In your child’s classroom

If the school has a rich art program, your child will have opportunities to create, appreciate, and learn the history of the visual and performing arts. He will be encouraged to relate them to other subjects. Your child may go on a field trip to a concert, dance performance, play, or art museum to extend classroom learning.

Research has linked arts education to overall academic achievement and social development. Paul Bakeman, our teacher consultant and award-winning music teacher, adds: “Students who are exposed to a consistent, quality arts education develop skills that will enhance their ability to learn throughout their whole lives.”

The arts may not be taught as a separate subject in some schools, but most states require that they be included in the curriculum. Most states have National Standards for Arts Education.

Nancy Roucher, our educational consultant and arts specialist, notes that arts education, like math, builds each year on skills and concepts taught the year before: “The ideal is to have sequential arts education taught by certified qualified specialists and integrated with other subject areas.”

Visual arts

In fourth grade, students study the visual arts — painting, ceramics, sculpture and photography — from different cultures and time periods, learning about famous artists, styles, and cultures. Your child studies and creates art, including landscapes, portraits, sculptures, and collages. He explores various art materials such as pastels, clay, papier-mâché, and watercolors. He learns the elements and principles of art such as color, line, shape, texture, and space.

Your fourth grader learns different skills and techniques to create art. He may make a pinch or coil pot while studying Native American art. He may look at a landscape painting and create his own with a horizon line. He experiments with mixing and blending colors, perhaps by using oil pastels to make a still life. He may try Mexican bark painting or make a Chinese scroll, activities that connect to the study of these parts of the world.

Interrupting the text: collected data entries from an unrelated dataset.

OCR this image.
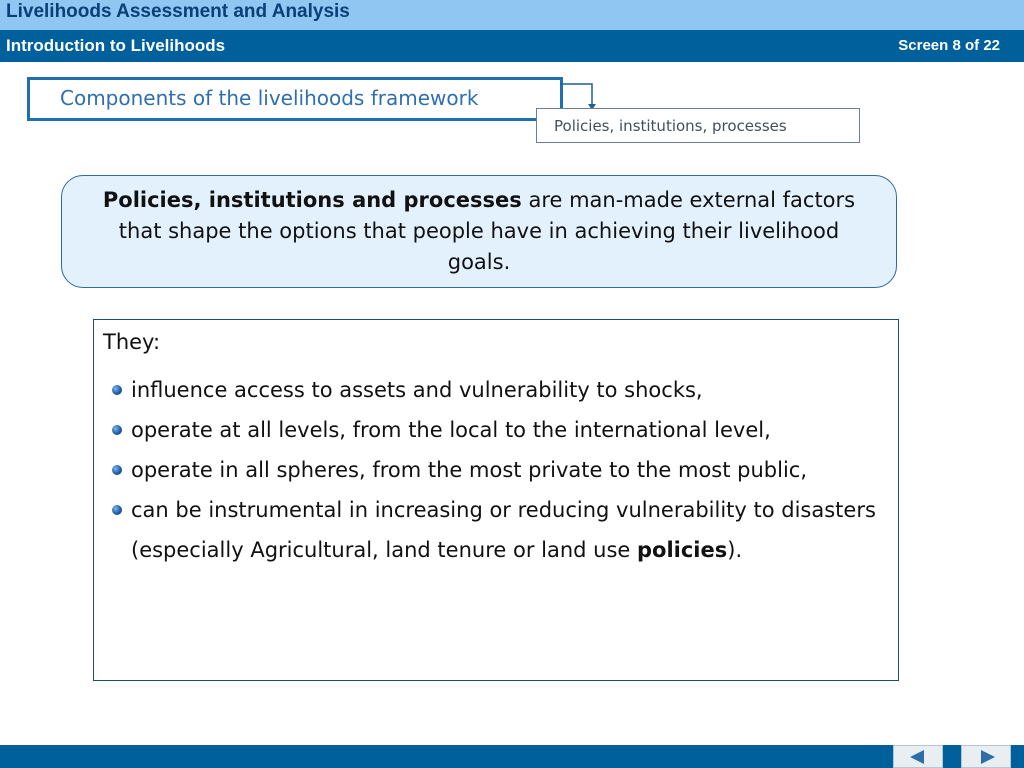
Livelihoods Assessment and Analysis
Introduction to Livelihoods	Screen 8 of 22
Components of the livelihoods framework
Policies, institutions, processes
Policies, institutions and processes are man-made external factors that shape the options that people have in achieving their livelihood goals.
They:
influence access to assets and vulnerability to shocks,
operate at all levels, from the local to the international level,
operate in all spheres, from the most private to the most public,
can be instrumental in increasing or reducing vulnerability to disasters (especially Agricultural, land tenure or land use policies).
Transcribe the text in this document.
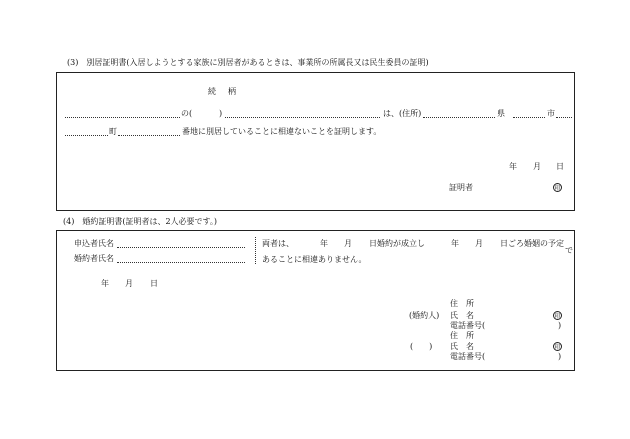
(3)　別居証明書(入居しようとする家族に別居者があるときは、事業所の所属長又は民生委員の証明)
続　柄
の(	)	は、(住所)	県	市
町	番地に別居していることに相違ないことを証明します。
年 月 日
証明者	印
(4)　婚約証明書(証明者は、2人必要です。)
申込者氏名
婚約者氏名
両者は、	年 月 日婚約が成立し	年 月 日ごろ婚姻の予定
で
あることに相違ありません。
年 月 日
住　所
(婚約人) 氏　名	印
電話番号(	)
住　所
(　　) 氏　名	印
電話番号(	)
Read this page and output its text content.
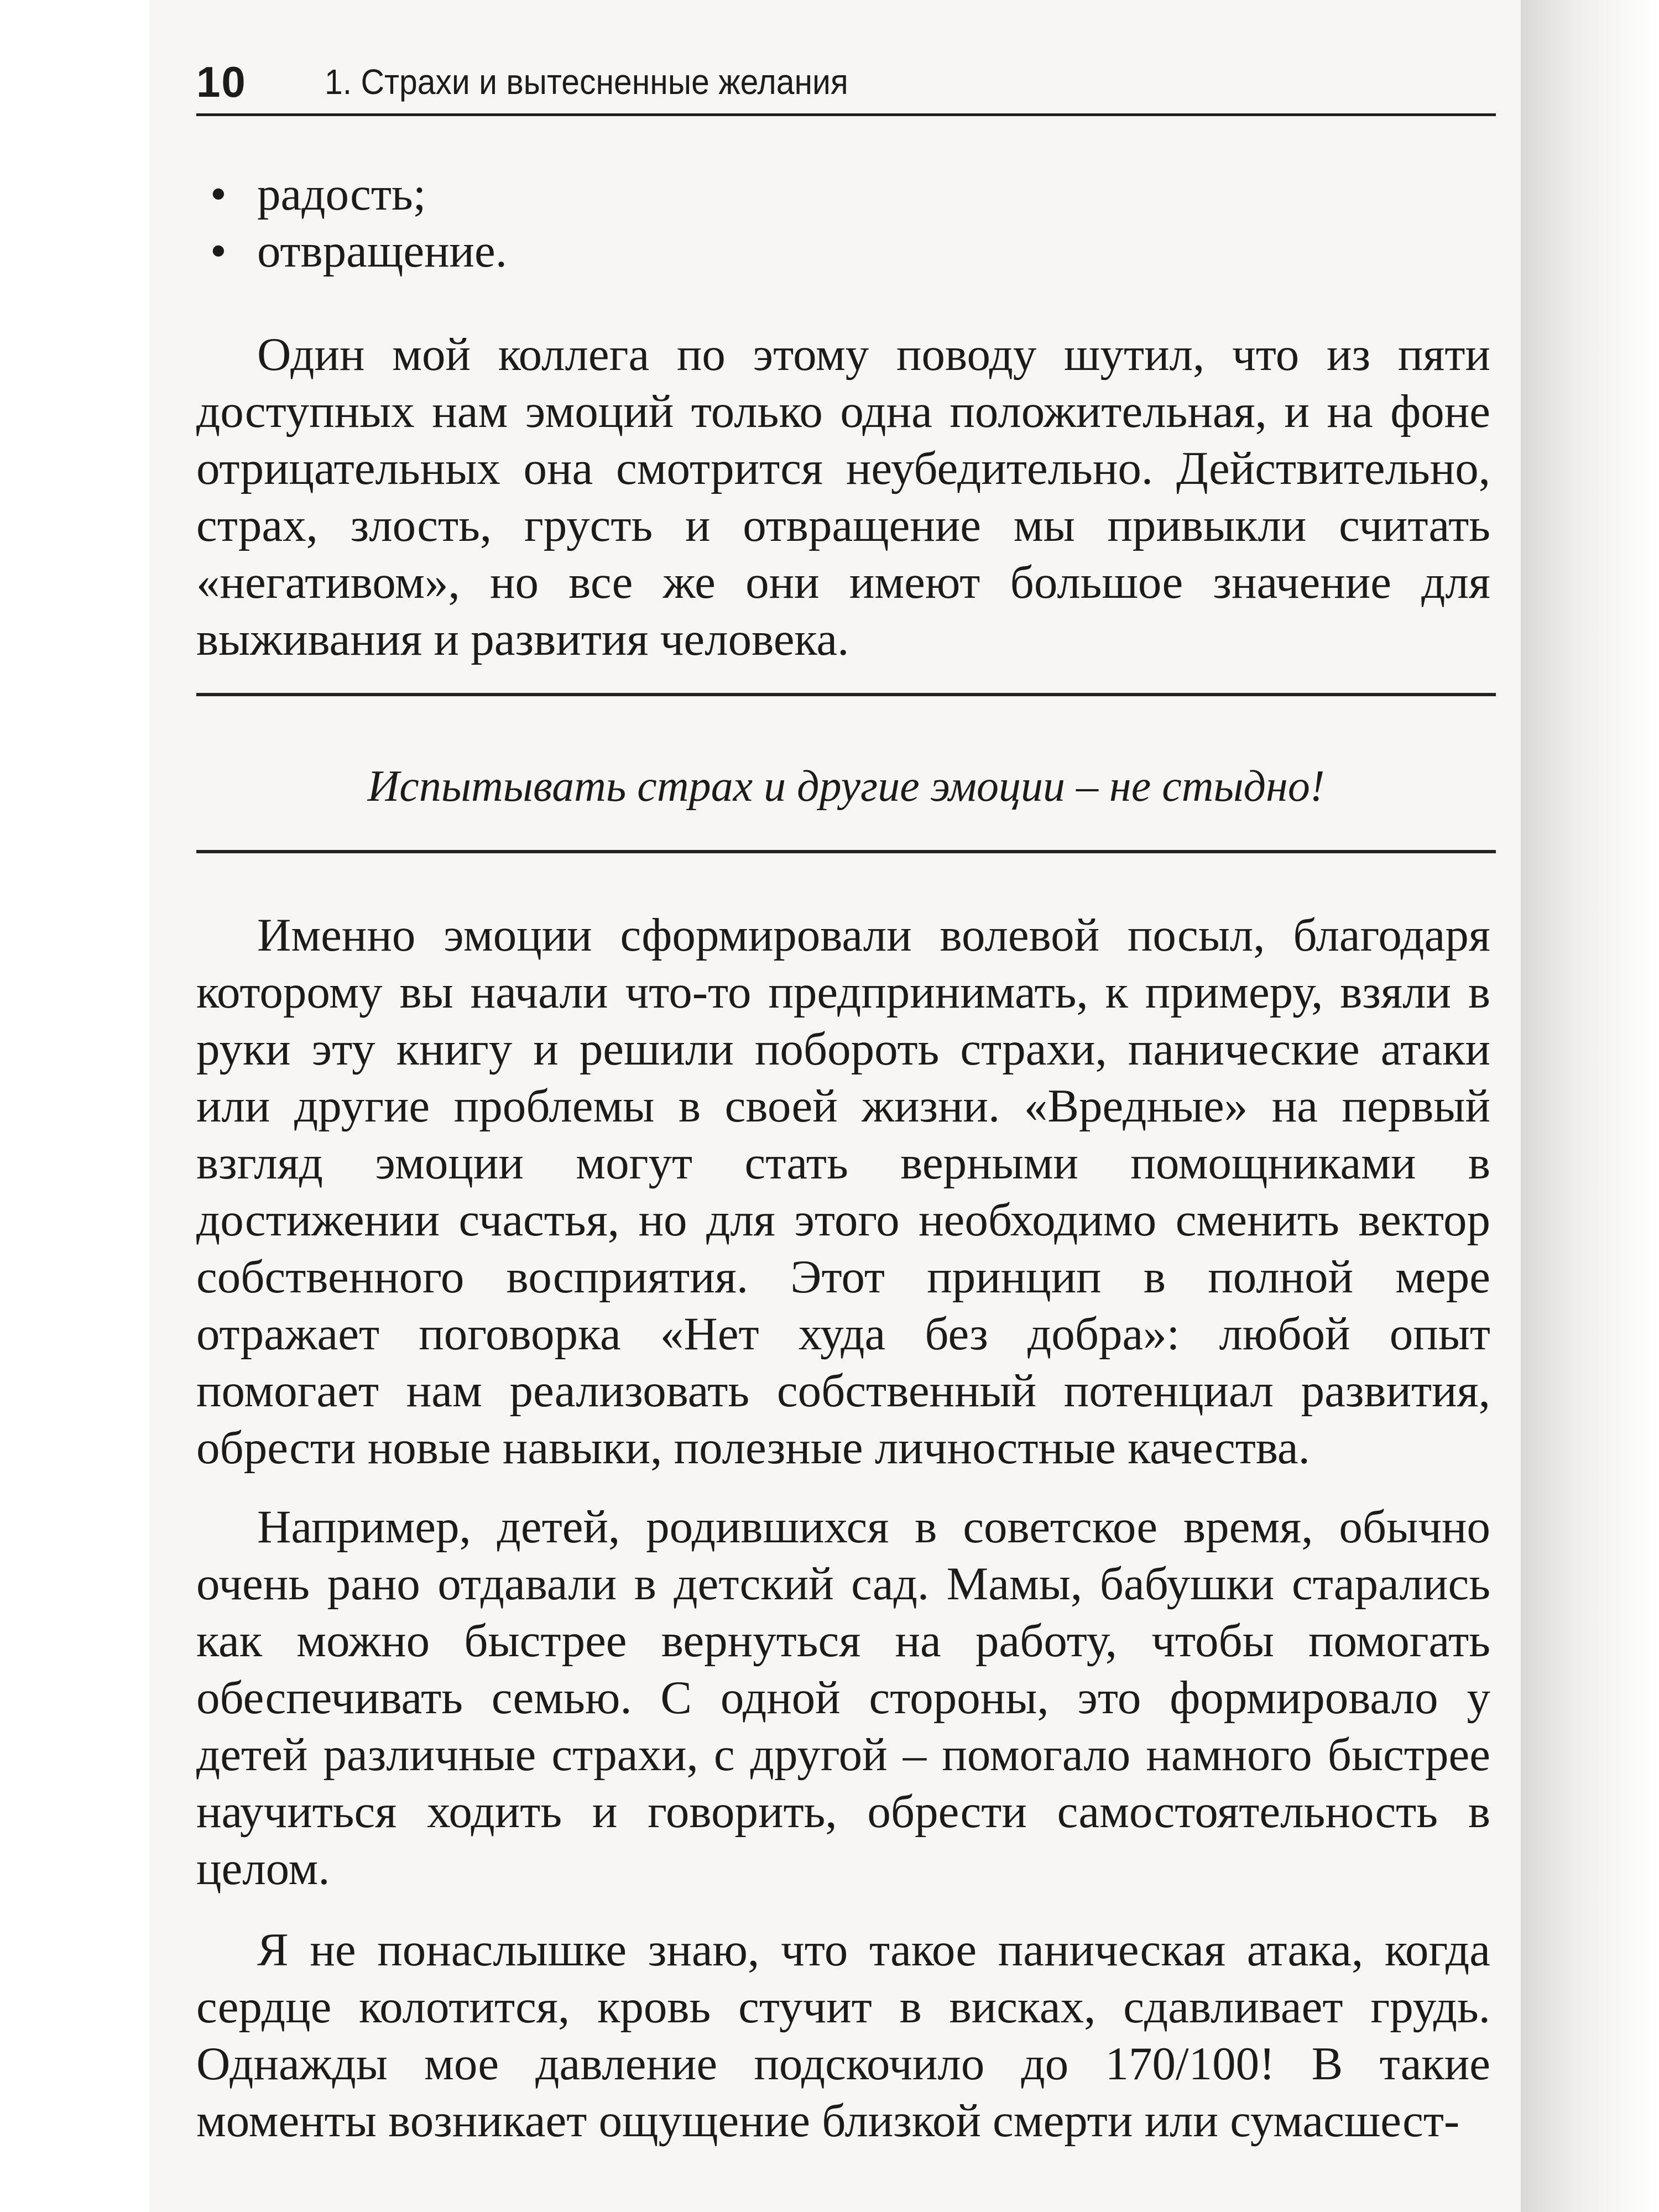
10 1. Страхи и вытесненные желания
• радость;
• отвращение.

Один мой коллега по этому поводу шутил, что из пяти доступных нам эмоций только одна положительная, и на фоне отрицательных она смотрится неубедительно. Действительно, страх, злость, грусть и отвращение мы привыкли считать «негативом», но все же они имеют большое значение для выживания и развития человека.

Испытывать страх и другие эмоции – не стыдно!

Именно эмоции сформировали волевой посыл, благодаря которому вы начали что-то предпринимать, к примеру, взяли в руки эту книгу и решили побороть страхи, панические атаки или другие проблемы в своей жизни. «Вредные» на первый взгляд эмоции могут стать верными помощниками в достижении счастья, но для этого необходимо сменить вектор собственного восприятия. Этот принцип в полной мере отражает поговорка «Нет худа без добра»: любой опыт помогает нам реализовать собственный потенциал развития, обрести новые навыки, полезные личностные качества.

Например, детей, родившихся в советское время, обычно очень рано отдавали в детский сад. Мамы, бабушки старались как можно быстрее вернуться на работу, чтобы помогать обеспечивать семью. С одной стороны, это формировало у детей различные страхи, с другой – помогало намного быстрее научиться ходить и говорить, обрести самостоятельность в целом.

Я не понаслышке знаю, что такое паническая атака, когда сердце колотится, кровь стучит в висках, сдавливает грудь. Однажды мое давление подскочило до 170/100! В такие моменты возникает ощущение близкой смерти или сумасшест-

Your child learns about different art movements and artists. He may study the work of Paul Klee and use different shapes and colors to make his own abstract portrait. He can discuss the subject matter and symbols in works of art.


Your fourth grader explores music by listening, singing, and perhaps beginning to play an instrument. She learns about famous musicians and different music styles from various time periods and cultures. She studies the elements of music, learns basic notation, and establishes a musical vocabulary. Bakeman explains: “Fourth grade is the perfect time for your child to begin reading and writing music. To that end, she may learn to play a simple melodic instrument, such as the recorder of the harmonica. Instruments such as these give your child a means to apply many of the musical skills and concepts she has already acquired.”

Your child learns to identify instruments and voices, and can improvise short pieces. Some schools may have Orff (tone bar) instruments, which make it possible for every child to participate, a recorder class, or an optional band, choir or orchestra program.

Your fourth grader is likely to sing traditional and folk songs from around the world. Many of the songs will reinforce what your child is learning in class. Typical songs are “Weevily Wheat,” a U.S. colonial folk song; “London’s Burning,” a round; and “Che Che Kule” a traditional West African call and response song. Your child works on singing in tune with expression and accuracy, in groups and on her own.

She listens to and learns the history of various musical styles such as jazz, classical, Caribbean, and Latin. She can distinguish between a march and a ballad. She learns about famous musicians from jazz performer Louis Armstrong to classical composer Ludwig van Beethoven. Bakeman explains: “One way in which fourth graders can become engaged in listening to classical music is to use ‘listening maps.’ Listening maps are simple visual representations of one element of the classical piece that your fourth grader is listening to, such as the melodic contour. A listening map usually focuses on a small portion of the larger work. It may illustrate the melodic contour with a simple line that rises and falls to the shape of the melody and can be followed as your child listens to the music.”


In fourth-grade dance your child explores movement and kinesethetic learning. He demonstrates locomotor movements (walking, running, hopping, and jumping) and non-locomotor movements (twisting, stretching). He may create a movement sequence and perform it. He moves to a beat and responds to different rhythms. He identifies dances from different cultures and discusses them in terms of movement and their function in society. Your child learns folk dances and performs with a partner or group. He distinguishes between ballet, modern, and other dance forms. He learns the importance of warming up before moving to improve his flexibility and strength.


In fourth-grade theater your child learns basic drama skills such as improvisation, role-playing, characterization, and creation of dialogue. Many of the activities encourage cooperative learning and listening skills. Your child may have an opportunity to perform in the classroom and before an audience.

She learns about the many jobs involved in a theater production such as writing, costume design, and lighting. She can write and rehearse improvisations, and stage them in a variety of ways. She may act and help produce a play. In writing, your child will work on plot structure, dialogue, setting, and character development. She will analyze and compare character, plot, and other dramatic elements. She will identify different types of plays such as comedy, drama, and musical.

In performing, your child learns about working with her voice to speak clearly and expressively. She learns to use her body and voice to communicate thoughts and emotions.